Maybe you’re conflating Rebecca with The Uninvited. It was from the same time period as Rebecca. The Uninvited had an icy bitch of a schoolmistress who had been friends with a dead woman who had lived in the spooky house, and she might have had a crush on her, too. There were plenty of ghostly doings around the house, as well.

SPOILER!! Do not read if you plan to watch any of the film versions or read the book.

In the book it was murder-- Maxim shot Rebecca. In the Hitchcock movie, it was an accident. Rebecca and Maxim were having an argument and Rebecca tripped and hit her head. The inquest verdict was suicide both in the book and the movie, and this wasn’t correct, but in each case it got Maxim off the hook for murder.

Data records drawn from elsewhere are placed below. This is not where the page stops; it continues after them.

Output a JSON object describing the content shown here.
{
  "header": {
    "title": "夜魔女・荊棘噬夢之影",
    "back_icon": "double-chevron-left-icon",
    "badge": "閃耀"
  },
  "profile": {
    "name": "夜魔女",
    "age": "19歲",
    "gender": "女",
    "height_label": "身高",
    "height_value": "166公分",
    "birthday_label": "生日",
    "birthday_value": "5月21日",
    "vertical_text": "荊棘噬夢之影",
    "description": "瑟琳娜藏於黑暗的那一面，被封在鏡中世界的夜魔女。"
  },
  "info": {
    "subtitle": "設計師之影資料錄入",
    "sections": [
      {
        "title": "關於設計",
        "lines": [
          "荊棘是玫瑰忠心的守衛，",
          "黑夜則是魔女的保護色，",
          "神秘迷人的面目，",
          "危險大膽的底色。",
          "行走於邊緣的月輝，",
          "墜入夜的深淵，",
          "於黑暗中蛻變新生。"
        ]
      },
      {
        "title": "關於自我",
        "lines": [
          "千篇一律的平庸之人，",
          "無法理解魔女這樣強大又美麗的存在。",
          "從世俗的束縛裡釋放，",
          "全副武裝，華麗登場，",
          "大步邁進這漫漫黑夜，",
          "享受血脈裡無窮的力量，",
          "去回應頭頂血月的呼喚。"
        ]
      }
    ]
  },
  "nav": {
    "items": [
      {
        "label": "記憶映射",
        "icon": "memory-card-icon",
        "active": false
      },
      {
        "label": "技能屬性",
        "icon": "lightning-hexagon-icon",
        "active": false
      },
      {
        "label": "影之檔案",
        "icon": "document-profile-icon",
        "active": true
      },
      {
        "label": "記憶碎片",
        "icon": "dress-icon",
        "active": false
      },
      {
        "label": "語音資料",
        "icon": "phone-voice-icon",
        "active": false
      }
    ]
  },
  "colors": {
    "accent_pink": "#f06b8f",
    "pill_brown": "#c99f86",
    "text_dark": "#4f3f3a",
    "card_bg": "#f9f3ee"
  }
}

BTW, this is one of the times when I think the movie (the Hitchcock version) was an improvement on the book. The movie tightened up the plot and eliminated some extraneous characters, including one too many dogs. Rebecca won Best film of 1940. All later TV versions-- pretty worthless IMHO.


The Uninvited is another movie I’ve watched probably 50 times. If you mean the 1944 version with Ray Milland, your description isn’t even close. For one thing, there’s no schoolmistress. You must be thinking of something else. This is the basic setup:

A brother and sister move into an old seaside house they find abandoned for many years on the English coast. Their original enchantment with the house diminishes as they hear stories of the previous owners and meet their daughter (now a young woman) who now lives as a neighbor with her grandfather. Also heard are unexplained sounds during the night. It becomes obvious that the house is haunted. The reasons for the haunting and how they relate to the daughter whom the brother is falling in love with, prove to be a complex mystery. As they are compelled to solve it, the supernatural activity at the house increases to a frightening level. —Russell West ruswest@primenet.com

You’re right, she wasn’t a schoolmistress. She was head of a sanatorium - I was misremembering. She still had a creepy vibe similar to Miss Danver’s, however.

You are absolutely correct on that one! Miss Holloway was played by Cornelia Otis Skinner. Very much a Mrs. Danvers vibe. Yeah, she had been in love with the dead woman. I adore that movie and it’s one of my go-to “comfort” films, along with Rebecca. It gave us the beautiful song, Stella by Starlight (skip to 0:26).

SPOILER!!

Turns out there are two ghosts haunting Windward House. The one Stella thinks is her mother is not-- it’s the other ghost, the mistress of her dad. Very racy conclusion for this time.

I conflated the two. It was Rebecca. It’s just that I remember it being so much older of a film… maybe 3 years into ‘talkies’. I actually searched to see if either film was a remake from late 20’s /early 30s… but no… both were the earliest versions made. Memories play tricks.

Anyway, you’ve answered all I needed so thank you.